Змеелов. Книга вторая (СИ) - Дорнбург Александр. Страница 38

Мельком скажу, что это был не тот известный профессор Лифшиц, что с физмата, а его однофамилец. Бодро выдававший себя за караима. Корректного игрока в карты.

В процессе охмурения женского пола, мне даже пришлось солировать под аккомпанемент рояля. А что? Голь на выдумки хитра. А песня — серьёзный фактор воздействия на окружающих. Недаром же сейчас девушки поголовно бегают и вешаются на разных Шаляпиных и П. Лещенко.

Сейчас добропорядочная интеллигенция, то есть те люди которые считают, что если будут ценить шампанское и балет, то это сразу отнесет их к сливкам общества, уже держит характерную фигу в кармане. Втихомолку критикуя страну и ее власти.

В моде меланхоличные песенки упадочного Вертинского. «Где Вы теперь? Кто Вам целует пальчики?» Или упадочного же Есенина. Из цикла «кабацких песен». От которых даже волосы в носу шевелятся. Эра декаданса, чего уж там… Подобные произведения считались полузапретными, таящими в себе яды иного социального строя.

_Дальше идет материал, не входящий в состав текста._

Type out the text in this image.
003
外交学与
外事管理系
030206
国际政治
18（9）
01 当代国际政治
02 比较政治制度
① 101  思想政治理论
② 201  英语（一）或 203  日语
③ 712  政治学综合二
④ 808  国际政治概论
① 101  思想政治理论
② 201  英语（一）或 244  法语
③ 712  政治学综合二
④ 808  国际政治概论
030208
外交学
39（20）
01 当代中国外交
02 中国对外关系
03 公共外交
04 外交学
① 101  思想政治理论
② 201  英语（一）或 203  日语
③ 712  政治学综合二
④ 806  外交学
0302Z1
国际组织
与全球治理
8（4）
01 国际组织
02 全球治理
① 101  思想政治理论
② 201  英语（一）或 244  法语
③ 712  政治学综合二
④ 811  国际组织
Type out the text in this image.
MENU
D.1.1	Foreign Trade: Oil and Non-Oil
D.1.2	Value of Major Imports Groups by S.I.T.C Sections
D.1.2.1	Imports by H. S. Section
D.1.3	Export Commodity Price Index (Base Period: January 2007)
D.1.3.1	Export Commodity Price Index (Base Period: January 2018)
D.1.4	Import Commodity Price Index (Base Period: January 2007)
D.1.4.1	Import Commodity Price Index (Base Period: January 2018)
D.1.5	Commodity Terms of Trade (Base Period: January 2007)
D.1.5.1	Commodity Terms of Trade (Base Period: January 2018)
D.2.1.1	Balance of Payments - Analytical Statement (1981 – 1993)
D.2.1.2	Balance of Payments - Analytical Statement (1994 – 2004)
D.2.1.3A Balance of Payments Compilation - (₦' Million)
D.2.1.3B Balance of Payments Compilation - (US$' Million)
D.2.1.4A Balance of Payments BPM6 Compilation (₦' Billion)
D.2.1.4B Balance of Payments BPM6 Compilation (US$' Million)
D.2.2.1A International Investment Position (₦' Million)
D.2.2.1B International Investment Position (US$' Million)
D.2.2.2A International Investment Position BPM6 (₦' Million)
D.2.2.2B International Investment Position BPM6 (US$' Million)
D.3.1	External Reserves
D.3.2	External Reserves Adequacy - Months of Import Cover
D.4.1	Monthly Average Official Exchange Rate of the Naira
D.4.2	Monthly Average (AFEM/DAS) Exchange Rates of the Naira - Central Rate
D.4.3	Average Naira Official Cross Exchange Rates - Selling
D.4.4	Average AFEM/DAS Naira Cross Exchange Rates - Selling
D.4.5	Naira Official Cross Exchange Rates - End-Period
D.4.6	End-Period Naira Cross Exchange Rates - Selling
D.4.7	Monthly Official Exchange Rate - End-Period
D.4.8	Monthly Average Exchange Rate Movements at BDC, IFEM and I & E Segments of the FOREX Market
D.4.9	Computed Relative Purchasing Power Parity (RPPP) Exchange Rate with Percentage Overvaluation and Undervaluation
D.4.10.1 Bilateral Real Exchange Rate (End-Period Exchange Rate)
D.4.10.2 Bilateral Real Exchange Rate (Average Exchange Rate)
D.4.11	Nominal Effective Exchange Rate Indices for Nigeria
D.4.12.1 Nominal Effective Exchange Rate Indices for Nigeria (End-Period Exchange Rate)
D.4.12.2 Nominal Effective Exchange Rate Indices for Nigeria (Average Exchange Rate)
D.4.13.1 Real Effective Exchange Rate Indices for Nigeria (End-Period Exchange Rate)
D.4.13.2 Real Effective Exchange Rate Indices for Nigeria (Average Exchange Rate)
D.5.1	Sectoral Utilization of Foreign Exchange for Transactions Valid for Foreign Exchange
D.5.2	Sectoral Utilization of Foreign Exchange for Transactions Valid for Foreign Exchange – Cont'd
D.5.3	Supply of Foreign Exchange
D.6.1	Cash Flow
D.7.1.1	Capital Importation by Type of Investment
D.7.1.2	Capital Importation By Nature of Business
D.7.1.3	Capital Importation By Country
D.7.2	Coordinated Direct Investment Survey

А поскольку девушка играющая на рояле, выдала похожую мелодию, то я удачно вклинился и в тему спел для антуража:

— Дым сигарет с ментолом,

Пьяный угар качает…

Чем сорвал бурные аплодисменты. Прибавил плюс сто к харизме и обаянию. Недаром же я всегда был склонен думать, что атмосфера горячих кушаний способствует развитию чувственных струнок.

На фоне других любителей музыкальных куплетов, как правило вопивших благим матом, я смотрелся настоящим молодцом. И в награду я получил одобряющий взгляд Фимы Лифшиц. Ага, фигли нам, страшным бабам, бояться красивых мужиков? Похоже, дело на мази…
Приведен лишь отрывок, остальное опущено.